KISITLANMIŞ SÖZ HAKKI VEKİLLERİN TAKDİRİNE: Değerli arkadaşlar 99. kuruluş yıldönümünü kutladığımız mecliste 1985 yılından beri özel oturumlar yapılıyor ve bu oturumların en önemli özelliği tüm siyasi partilerin eşit temsil hakkına sahip olmasıdır. Fakat ne yazık ki bugün mecliste grubu olmayan partilerin söz hakkı 3 dakikayla kısıtlanmış durumda, biz bu durumu önce Türkiye emekçi halklarına sonra da tüm milletvekillerinin takdirine bırakarak sözlerimize başlıyoruz. Kısıtlanmış söz hakkıyla konuşmamıza başlayacağız. Eğer sözlerimiz kısıtlanmasaydı 99 yıl sonra bugün 23 Nisan'da bağımsızlık iradesinin öneminden söz etmek, halkın egemenliğinden ve çocuklarımızdan bahsetmek isterdik. 23 Nisan 1920'de kurulan mecliste buluşan iradenin Anadolu'nun yoksul halklarının kanıyla, canıyla emperyalist işgale direnerek ortaya koyduğu yeni bir ülke kurma inancının eseri olduğunu anlatmak isterdik. Örneğin meclisin kuruluşunun sadece emperyalist işgalcilere karşı değil, bu işgalcilerle işbirliği yapan padişaha ve saray iktidarına karşı anlamlı bir karşı duruş olduğunu burada anlatmak isterdik.
2 MİLYON ÇOCUK ÇALIŞMAK ZORUNDA: Sözlerimiz kısıtlanmasaydı Çocuk Bayramı'nda 2 milyon çocuğun çalışmak zorunda olduğunu, yüzde 78'inin kayıt dışı çalışmak zorunda bırakıldığını bu kürsüden ifade etmek isterdik. Eğer söz hakkımız engellenmemiş olsaydı, Çocuk Bayramı'nda bu kürsüden Rabia Naz'a ne oldu diye sormak isterdik. TÜİK verilerine göre, 10 yılda 482 bin kız çocuğunun devlet eliyle evlendirilmesinin sorumlusu kimdir diye söylemek isterdik. Söz hakkımız kısıtlanmasaydı işçi çocukları da patron çocukları kadar özgürce ve mutlu yaşamaya hak sahibidir demek isterdik.

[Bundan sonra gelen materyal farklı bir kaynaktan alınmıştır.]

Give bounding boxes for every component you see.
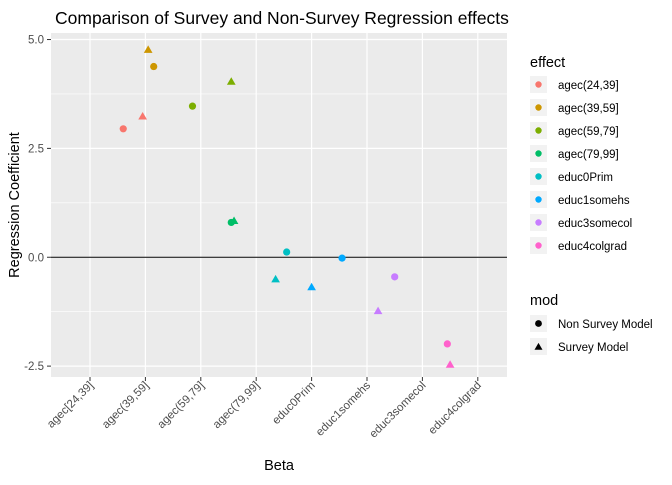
data-points (119, 45, 455, 368)
legend-effect-swatch (535, 173, 542, 180)
x-tick-label: agec[24,39] (45, 380, 96, 431)
legend-effect-swatch (535, 127, 542, 134)
chart-title: Comparison of Survey and Non-Survey Regr… (55, 8, 509, 28)
point-non-survey-2 (188, 102, 197, 110)
legend-effect-label: agec(59,79] (558, 126, 619, 138)
legend-effect-label: educ4colgrad (558, 241, 627, 253)
legend-effect-label: agec(39,59] (558, 103, 619, 115)
legend-effect-swatch (535, 242, 542, 249)
legend-effect-swatch (535, 150, 542, 157)
legend-effect-title: effect (530, 55, 565, 71)
legend-effect-swatch (535, 81, 542, 88)
point-non-survey-7 (443, 340, 451, 348)
legend-effect-swatch (535, 104, 542, 111)
point-survey-2 (226, 77, 236, 85)
legend-effect-swatch (535, 219, 542, 226)
x-axis-title: Beta (264, 458, 295, 474)
point-non-survey-6 (391, 273, 399, 281)
x-tick-label: agec(59,79] (155, 380, 206, 431)
y-tick-label: 5.0 (28, 35, 44, 47)
legend-effect-label: educ1somehs (558, 195, 630, 207)
legend-mod-label: Non Survey Model (558, 319, 653, 331)
legend-effect: effect agec(24,39] agec(39,59] agec(59,79]… (530, 55, 632, 254)
point-non-survey-1 (150, 62, 158, 71)
plot-panel (51, 33, 507, 377)
y-axis: -2.5 0.0 2.5 5.0 (24, 35, 51, 373)
point-non-survey-4 (283, 248, 291, 256)
x-tick-label: agec(79,99] (211, 380, 262, 431)
point-non-survey-5 (338, 254, 346, 262)
point-survey-3 (229, 216, 239, 225)
point-survey-1 (143, 45, 153, 53)
legend-mod-circle-icon (535, 320, 542, 327)
point-survey-7 (445, 360, 455, 368)
x-tick-label: educ3somecol (368, 380, 429, 441)
legend-mod-label: Survey Model (558, 342, 628, 354)
x-tick-label: educ0Prim (270, 380, 317, 427)
legend-effect-label: agec(79,99] (558, 149, 619, 161)
legend-effect-label: agec(24,39] (558, 80, 619, 92)
legend-effect-label: educ3somecol (558, 218, 632, 230)
point-survey-5 (307, 282, 316, 291)
legend-mod-title: mod (530, 293, 558, 309)
y-tick-label: 2.5 (28, 143, 44, 155)
y-axis-title: Regression Coefficient (7, 132, 23, 278)
grid-minor (51, 93, 507, 312)
x-tick-label: educ4colgrad (427, 380, 484, 437)
point-survey-0 (138, 112, 147, 120)
legend-effect-swatch (535, 196, 542, 203)
legend-mod: mod Non Survey Model Survey Model (530, 293, 653, 355)
legend-effect-label: educ0Prim (558, 172, 613, 184)
legend-mod-triangle-icon (534, 342, 543, 350)
x-tick-label: educ1somehs (314, 379, 373, 438)
x-axis: agec[24,39] agec(39,59] agec(59,79] agec(79… (45, 377, 484, 441)
x-tick-label: agec(39,59] (100, 380, 151, 431)
y-tick-label: -2.5 (24, 361, 44, 373)
point-survey-6 (373, 306, 383, 315)
point-non-survey-0 (119, 125, 127, 133)
y-tick-label: 0.0 (28, 252, 44, 264)
point-survey-4 (271, 274, 280, 283)
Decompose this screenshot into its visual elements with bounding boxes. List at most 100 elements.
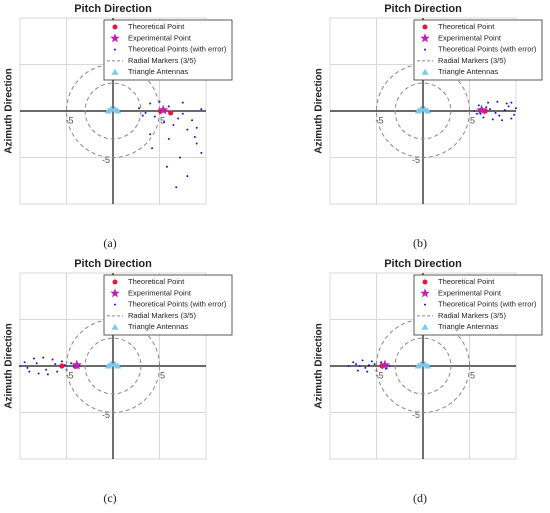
y-tick-label: -5 [102, 410, 110, 420]
error-point [355, 363, 358, 366]
error-point [424, 48, 426, 51]
caption: (d) [413, 491, 427, 505]
error-point [487, 101, 490, 104]
error-point [373, 363, 376, 366]
error-point [165, 165, 168, 168]
y-tick-label: -5 [412, 410, 420, 420]
error-point [181, 112, 184, 115]
error-point [195, 126, 198, 129]
x-tick-label: 5 [470, 370, 475, 380]
y-axis-label: Azimuth Direction [314, 323, 325, 409]
antenna [114, 107, 122, 114]
error-point [23, 361, 26, 364]
legend-label: Experimental Point [438, 33, 502, 42]
error-point [175, 186, 178, 189]
error-point [60, 360, 63, 363]
error-point [503, 109, 506, 112]
error-point [200, 151, 203, 154]
legend-label: Theoretical Points (with error) [128, 300, 227, 309]
antenna [421, 323, 429, 330]
error-point [356, 369, 359, 372]
legend-label: Theoretical Points (with error) [438, 300, 537, 309]
legend-label: Radial Markers (3/5) [438, 311, 506, 320]
error-point [70, 362, 73, 365]
error-point [144, 111, 147, 114]
error-point [482, 116, 485, 119]
error-point [200, 108, 203, 111]
legend-box [103, 274, 233, 336]
theoretical-point [112, 279, 118, 285]
chart-title: Pitch Direction [74, 3, 152, 15]
error-point [368, 364, 371, 367]
error-point [513, 113, 516, 116]
legend-label: Triangle Antennas [128, 322, 188, 331]
experimental-point [71, 359, 82, 370]
x-tick-label: -5 [65, 115, 73, 125]
experimental-point [420, 288, 430, 298]
error-point [138, 107, 141, 110]
error-point [163, 121, 166, 124]
experimental-point [476, 104, 487, 115]
legend-label: Theoretical Point [438, 22, 495, 31]
caption: (a) [103, 236, 116, 250]
x-tick-label: -5 [375, 115, 383, 125]
error-point [177, 117, 180, 120]
error-point [19, 365, 21, 367]
error-point [475, 112, 478, 115]
chart-title: Pitch Direction [384, 3, 462, 15]
antenna [424, 362, 432, 369]
y-axis-label: Azimuth Direction [4, 323, 15, 409]
error-point [114, 48, 116, 51]
legend-box [413, 19, 543, 81]
error-point [496, 100, 499, 103]
x-tick-label: 5 [160, 115, 165, 125]
antenna [114, 362, 122, 369]
experimental-point [379, 359, 391, 370]
antenna [111, 323, 119, 330]
error-point [515, 107, 517, 110]
legend-label: Radial Markers (3/5) [128, 311, 196, 320]
theoretical-point [422, 279, 428, 285]
error-point [45, 368, 48, 371]
error-point [347, 365, 350, 367]
error-point [149, 102, 152, 105]
error-point [26, 366, 29, 369]
error-point [366, 370, 369, 373]
error-point [181, 101, 184, 104]
error-point [51, 358, 54, 361]
error-point [54, 363, 57, 366]
error-point [186, 175, 189, 178]
radial-marker [84, 337, 142, 395]
theoretical-point [168, 110, 174, 116]
error-point [178, 156, 181, 159]
legend-label: Theoretical Points (with error) [438, 45, 537, 54]
error-point [167, 105, 170, 108]
error-point [42, 356, 45, 359]
antenna [424, 107, 432, 114]
error-point [358, 365, 361, 367]
error-point [488, 108, 491, 111]
error-point [28, 370, 31, 373]
error-point [46, 373, 49, 376]
legend-box [103, 19, 233, 81]
error-point [498, 114, 501, 117]
error-point [186, 128, 189, 131]
error-point [473, 110, 476, 112]
error-point [352, 361, 355, 364]
caption: (b) [413, 236, 427, 250]
x-tick-label: 5 [470, 115, 475, 125]
error-point [193, 136, 196, 139]
y-axis-label: Azimuth Direction [4, 68, 15, 154]
error-point [172, 123, 175, 126]
error-point [114, 303, 116, 306]
radial-marker [394, 337, 452, 395]
legend-label: Theoretical Point [128, 22, 185, 31]
error-point [364, 366, 367, 369]
error-point [380, 361, 383, 364]
error-point [141, 114, 144, 117]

HALKIMIZ BOYUN EĞMEYECEK: Ama maalesef sözlerimiz kısıtlanmış durumda. Bağımsızlık düşünü, nasırlı elleriyle yarattıkları değerleri, zenginlerin kasalarına, tarikatların gerici emellerine ve sarayın gerici emellerine kurban edildiğini konuşamıyoruz. Fabrikalarımızın, tarlalarımızın, ormanlarımızın, akarsularımızın peşkeş çekilmesini konuşamıyoruz. Maalesef sözlerimiz kısıtlandı ve 99 yıl sonra tutanağa geçmesi için bir çift laf söylemek zorunda kalıyoruz. 99 yıl sonra 23 Nisan'da tutanağa şunların geçmesini istiyoruz: Kim ne yaparsa yapsın, bu ülkenin emekçi insanları, ezilen, horlanan, yoksul bırakılan halkımız zorbalara boyun eğmeyecek. 23 Nisan 1920'de emperyalist işgale ve işbirlikçi saray iktidarına karşı yan yana gelip yeni bir ülke kurma iradesini ortaya koyan Türkiye halkları, yan yana gelecek, paranın, patronların iktidarına, onların iktidarını simgeleyen saray iktidarına son verecektir!